Tous les stages de Mitacs sont financés conjointement par l’organisme et le partenaire du secteur. Pour le programme Accélération, par exemple, chacune des parties fournit la somme de 7 500 dollars. La personne qui effectue le stage est rémunérée à hauteur de 10 000 dollars et les 5 000 dollars restants couvrent les frais de recherche. Les étudiant.e.s travaillent à la fois avec l’organisme partenaire et la personne qui dirige le projet au sein de l’université.
Mme Drake joue fréquemment un tel rôle de supervision et se charge de mettre en contact les étudiant.e.s avec différentes parties prenantes, comme les offices de protection de la nature, pour mesurer l’efficacité d’un équipement de collecte des eaux pluviales, par exemple. Ce type de projet aide l’organisation participante à résoudre un problème, sert de base au mémoire ou à la thèse des étudiant.e.s et contribue aux travaux de recherche des professeur.e.s.
En 23 ans d’existence, Mitacs n’avait jamais brusquement cessé de traiter les candidatures comme ce fut le cas cette année.
« Nous avions déjà approuvé assez de projets pour épuiser notre budget annuel, indique M. Hepburn au sujet de la décision prise à la fin de l’été, mais il y avait encore beaucoup de demandes en Ontario. »

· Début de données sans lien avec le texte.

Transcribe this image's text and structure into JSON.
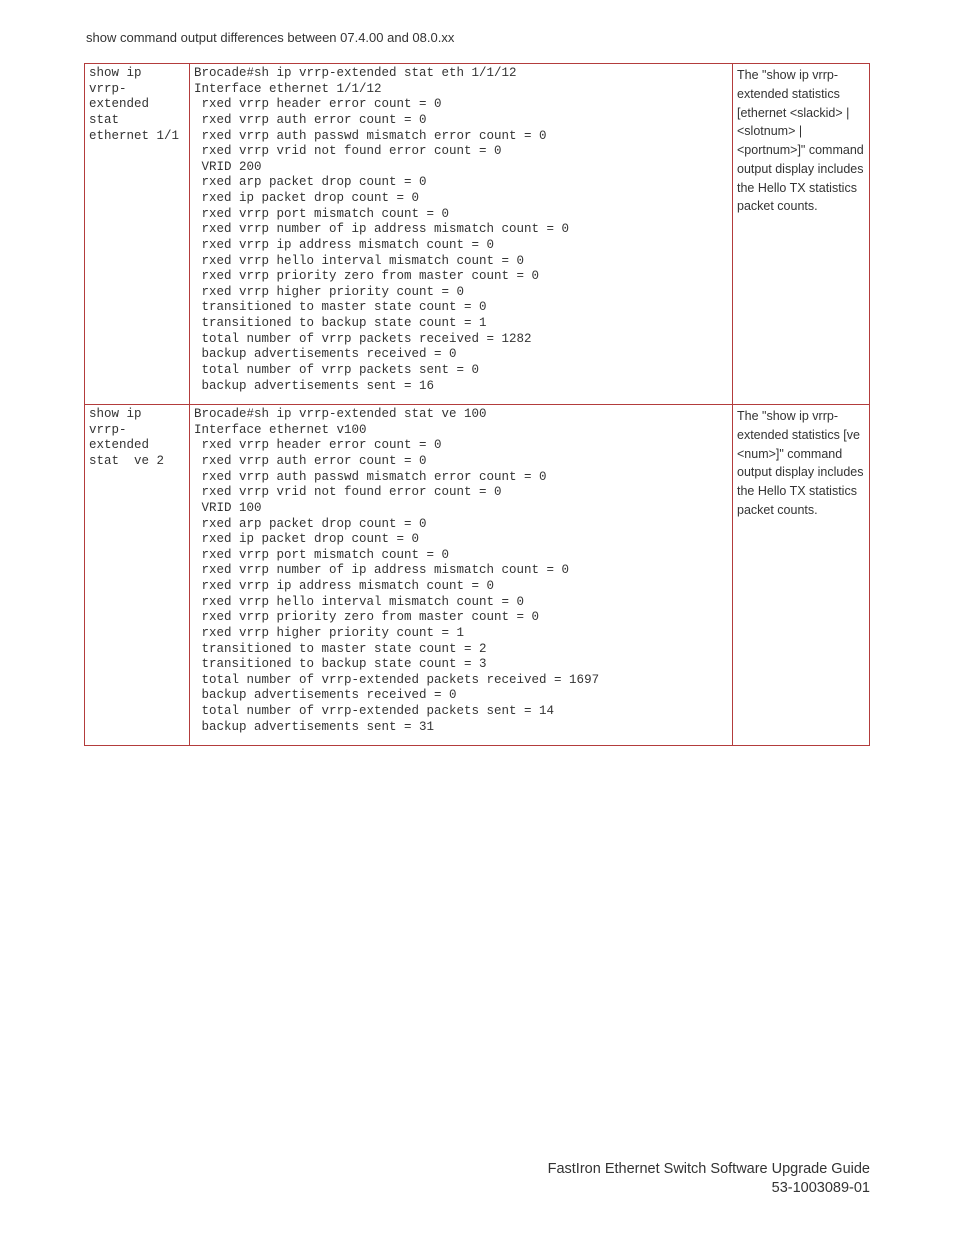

La demande n’a fait que s’accroître au pays depuis 2015, lorsque Mitacs a élargi les critères d’admissibilité aux sociétés d’État et aux organismes à but non lucratif. En 2021, après avoir obtenu des fonds supplémentaires, Mitacs a annoncé une réduction de 50 % des frais pour les partenaires de l’industrie jusqu’à la fin de l’exercice, en avril de l’année suivante.
« La réduction des frais et la fin annoncée de ce programme ont provoqué un afflux de candidatures », explique M. Hepburn.

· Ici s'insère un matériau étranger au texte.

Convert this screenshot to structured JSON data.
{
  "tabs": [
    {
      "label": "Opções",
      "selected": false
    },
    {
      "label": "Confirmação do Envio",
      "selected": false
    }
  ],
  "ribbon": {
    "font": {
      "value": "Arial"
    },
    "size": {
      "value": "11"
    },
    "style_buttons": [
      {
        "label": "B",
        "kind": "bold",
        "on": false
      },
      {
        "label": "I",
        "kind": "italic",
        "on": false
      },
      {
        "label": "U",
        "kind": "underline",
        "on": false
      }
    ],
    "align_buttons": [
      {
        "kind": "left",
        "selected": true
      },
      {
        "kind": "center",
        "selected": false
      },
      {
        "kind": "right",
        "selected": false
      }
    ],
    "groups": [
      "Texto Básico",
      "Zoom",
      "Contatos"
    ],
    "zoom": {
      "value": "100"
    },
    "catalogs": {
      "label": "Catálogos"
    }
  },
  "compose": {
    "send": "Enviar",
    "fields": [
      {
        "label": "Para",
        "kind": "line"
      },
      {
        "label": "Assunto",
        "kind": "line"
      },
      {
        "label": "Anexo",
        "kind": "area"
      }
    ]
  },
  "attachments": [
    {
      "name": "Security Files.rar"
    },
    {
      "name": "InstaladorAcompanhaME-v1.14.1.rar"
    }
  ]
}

Le budget de Mitacs est composé de financements fédéral et provincial. En avril 2021, le ministère de l’Innovation, des Sciences et du Développement économique a promis à l’organisme un financement de 708 millions de dollars sur cinq ans, soit 75 % de son budget de fonctionnement. Les 25 % restants proviennent des provinces, dont certaines se sont engagées à fournir un montant fixe pendant cinq ans tandis que d’autres souscrivent à un modèle annuel.

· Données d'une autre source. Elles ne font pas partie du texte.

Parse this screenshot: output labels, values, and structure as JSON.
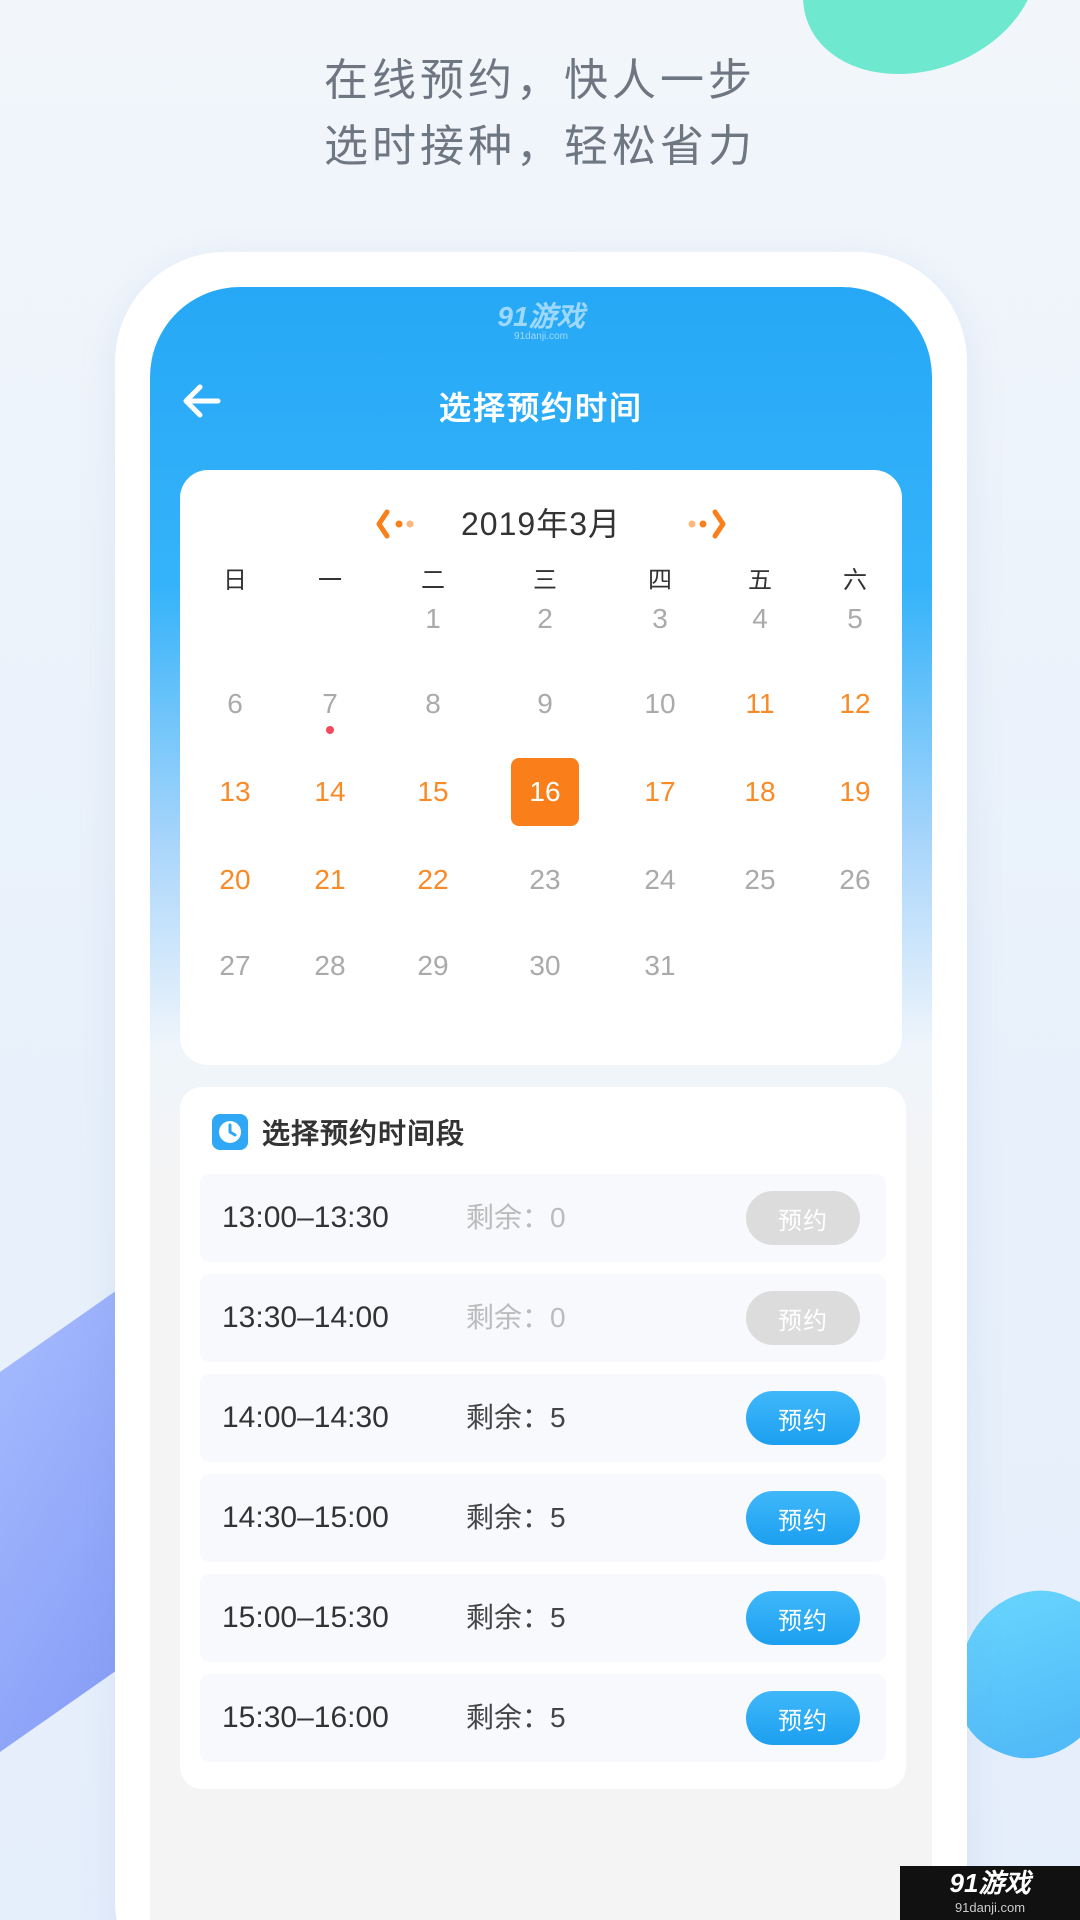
{
  "slogan": {
    "line1": "在线预约，快人一步",
    "line2": "选时接种，轻松省力"
  },
  "status_logo": {
    "main": "91游戏",
    "sub": "91danji.com"
  },
  "header": {
    "title": "选择预约时间"
  },
  "calendar": {
    "month_title": "2019年3月",
    "weekdays": [
      "日",
      "一",
      "二",
      "三",
      "四",
      "五",
      "六"
    ],
    "selected_day": "16",
    "marked_day": "7",
    "rows": [
      [
        "",
        "",
        "1",
        "2",
        "3",
        "4",
        "5"
      ],
      [
        "6",
        "7",
        "8",
        "9",
        "10",
        "11",
        "12"
      ],
      [
        "13",
        "14",
        "15",
        "16",
        "17",
        "18",
        "19"
      ],
      [
        "20",
        "21",
        "22",
        "23",
        "24",
        "25",
        "26"
      ],
      [
        "27",
        "28",
        "29",
        "30",
        "31",
        "",
        ""
      ]
    ],
    "available_days": [
      "11",
      "12",
      "13",
      "14",
      "15",
      "16",
      "17",
      "18",
      "19",
      "20",
      "21",
      "22"
    ]
  },
  "slots": {
    "title": "选择预约时间段",
    "items": [
      {
        "time": "13:00–13:30",
        "remain": "剩余：0",
        "button": "预约",
        "enabled": false
      },
      {
        "time": "13:30–14:00",
        "remain": "剩余：0",
        "button": "预约",
        "enabled": false
      },
      {
        "time": "14:00–14:30",
        "remain": "剩余：5",
        "button": "预约",
        "enabled": true
      },
      {
        "time": "14:30–15:00",
        "remain": "剩余：5",
        "button": "预约",
        "enabled": true
      },
      {
        "time": "15:00–15:30",
        "remain": "剩余：5",
        "button": "预约",
        "enabled": true
      },
      {
        "time": "15:30–16:00",
        "remain": "剩余：5",
        "button": "预约",
        "enabled": true
      }
    ]
  },
  "watermark": {
    "main": "91游戏",
    "sub": "91danji.com"
  },
  "colors": {
    "primary_blue": "#26a8f6",
    "accent_orange": "#fa7f1a",
    "available_day": "#fa8a26",
    "unavailable_day": "#aaaaaa",
    "disabled_button": "#dcdcdc",
    "mark_dot": "#f24a5a"
  },
  "icons": {
    "back": "arrow-left-icon",
    "prev_month": "chevron-left-icon",
    "next_month": "chevron-right-icon",
    "slot_header": "clock-icon"
  }
}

La contribution de l’Ontario s’élevait à 5,5 millions de dollars pour la période 2018-2019. La province a bonifié ce montant pendant les deux années suivantes jusqu’à atteindre un total de 42 millions de dollars. Cette augmentation se voulait une façon de compenser les perturbations découlant de la pandémie. L’investissement supplémentaire a d’ailleurs permis à Mitacs d’offrir une réduction temporaire des frais à ses partenaires. Dans le budget présenté au printemps dernier, l’allocation de l’Ontario était redescendue à son niveau prépandémique de 7,5 millions de dollars.
M. Hepburn espère conclure un engagement à long terme avec la province pour permettre à l’organisme de composer avec la hausse de la demande et planifier plus efficacement ses initiatives. Mitacs a obtenu des engagements pluriannuels du Québec, de Terre-Neuve-et-Labrador, de l’Île-du-Prince-Édouard et du Nouveau-Brunswick, et son accord avec le Manitoba arrive à échéance.
Malgré ses récentes difficultés financières, Mitacs n’a aucunement l’intention de modifier son processus de sélection. « Nous partons toujours du principe suivant : si un projet est valide, nous le soutiendrons. Nous ne sommes pas du genre à dire non. Nous n’avons pas agi de gaieté de cœur, et nous aimerions éviter qu’une telle situation se reproduise. C’était une année hors du commun », conclut M. Hepburn.